Dans sa déclaration du 7 mars, le Collectif des partis politiques pour la finalisation de la transition et l’Alliance pour la démocratie et le progrès (ADP) n’y va pas avec le dos de la cuillère. Les deux principaux mouvements de l’opposition guinéenne indiquent qu’ils « n’entendent pas permettre l’organisation des élections législatives par la Ceni [Commission électorale nationale indépendante, NDLR] actuelle ». Pour boycotter le scrutin, Faya Millimouno, l’un des porte-paroles du Collectif, précise que les opposants « useront de tous les droits qui leur sont reconnus par la Constitution et les lois de la République pour s’opposer, y compris par des manifestations publiques » au bon déroulement du scrutin.
Les législatives en Guinée ont déjà été reportées à deux reprises.
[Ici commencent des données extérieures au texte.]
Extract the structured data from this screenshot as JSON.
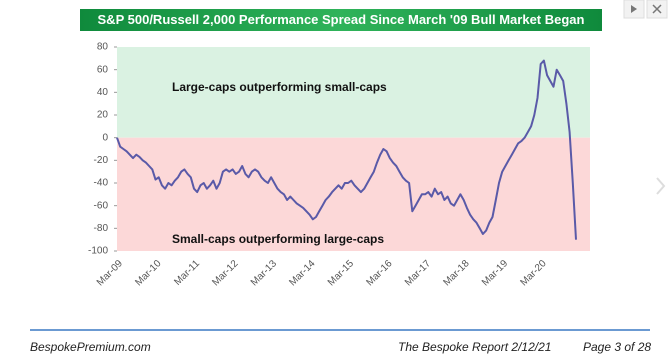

Dénoncée dans sa composition actuelle par l’opposition qui la soupçonne de partialité, la Ceni a fixé fin février, les législatives à la date du 8 juillet. Et cette fois-ci, la commission semble déterminée à aller jusqu’au bout. Elle a commencé la semaine dernière l’audit du fichier électoral - réclamé par l’opposition - et lancé un appel d’offres en vue de la sélection d’un opérateur pour sa révision.
L’exemple ivoirien
La Ceni a le soutien du pouvoir qui subit une forte pression de ses partenaires internationaux depuis le report des élections préalablement fixées au 29 décembre dernier. Au ministère de l’Administration du territoire et des Affaires politiques, l’on ne cache pas son agacement face à une opposition accusée de donner dans la surenchère. Le ministre Alhassane Condé confie à qui veut l’entendre que « la participation à une élection n’est pas une obligation » et cite en exemple la Côte d’Ivoire voisine où le parti de Laurent Gbagbo a refusé d’aller aux législatives.
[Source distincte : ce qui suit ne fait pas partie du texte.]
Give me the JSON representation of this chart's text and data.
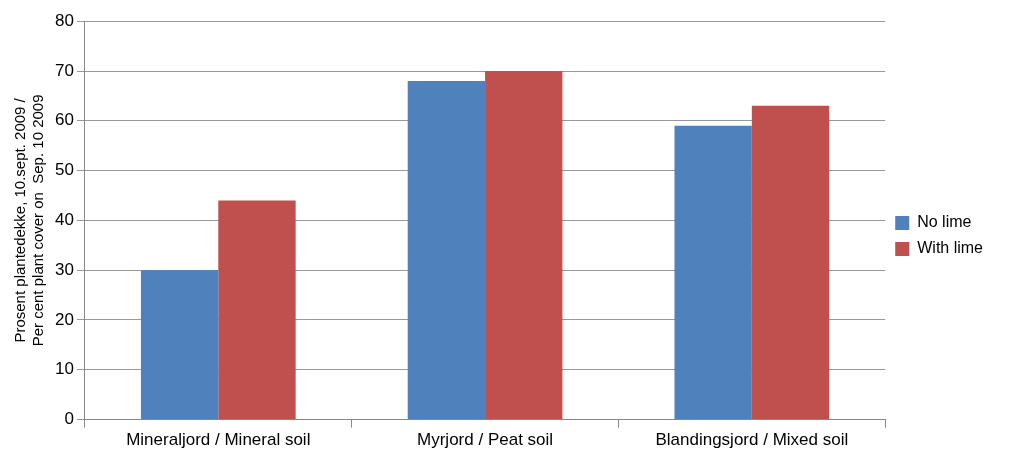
{
  "chart_data": {
    "type": "bar",
    "ylabel": "Prosent plantedekke, 10.sept. 2009 /\nPer cent plant cover on  Sep. 10 2009",
    "categories": [
      "Mineraljord / Mineral soil",
      "Myrjord / Peat soil",
      "Blandingsjord / Mixed soil"
    ],
    "series": [
      {
        "name": "No lime",
        "color": "#4f81bd",
        "values": [
          30,
          68,
          59
        ]
      },
      {
        "name": "With lime",
        "color": "#c0504d",
        "values": [
          44,
          70,
          63
        ]
      }
    ],
    "ylim": [
      0,
      80
    ],
    "yticks": [
      0,
      10,
      20,
      30,
      40,
      50,
      60,
      70,
      80
    ],
    "grid": "y",
    "legend": "right"
  }
}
Certains observateurs font toutefois remarquer que l’Alliance Arc-en-ciel, la mouvance présidentielle conduite par le Rassemblement du peuple de Guinée (RPG, parti présidentiel) aurait peu de chances d’avoir une majorité absolue au Parlement au cas où les élections seraient ouvertes et transparentes. Cette situation contraindrait le président Alpha Condé à négocier avec ses trois principaux opposants (Cellou Dalein Diallo, Sidya Touré et Lansana Kouyaté). Un boycott du scrutin par l’opposition arrangerait donc le pouvoir…
Bisbilles politiciennes
À la mi-février, une partie de l’opposition a appelé à une journée « ville morte » qui a été faiblement suivie à Conakry. De fait, les Guinéens semblent plus préoccupés par la recherche de leur pain quotidien que par les bisbilles politiciennes. Par ailleurs, la répression sanglante de la manifestation du 28 septembre 2009, sous Moussa Dadis Camara, hante encore les esprits. Certes, sous Condé, la gendarmerie et l’armée sont moins violentes. Mais il faut craindre qu’à l’appel de leurs principaux responsables, notamment Cellou Dalein Diallo (plus de 40% des voix au premier tour de la présidentielle de 2010), les militants de l’opposition descendent massivement dans les rues et que des violences éclatent.
Pour l’heure, nous n’en sommes pas là. « Le 8 juillet, c’est dans quatre mois, le consensus peut triompher d’ici là », confie un proche de Condé. Comme toujours, il suffirait d’un minimum de bonne volonté de part et d’autre pour résoudre les conflits... avant qu'ils ne s'enveniment.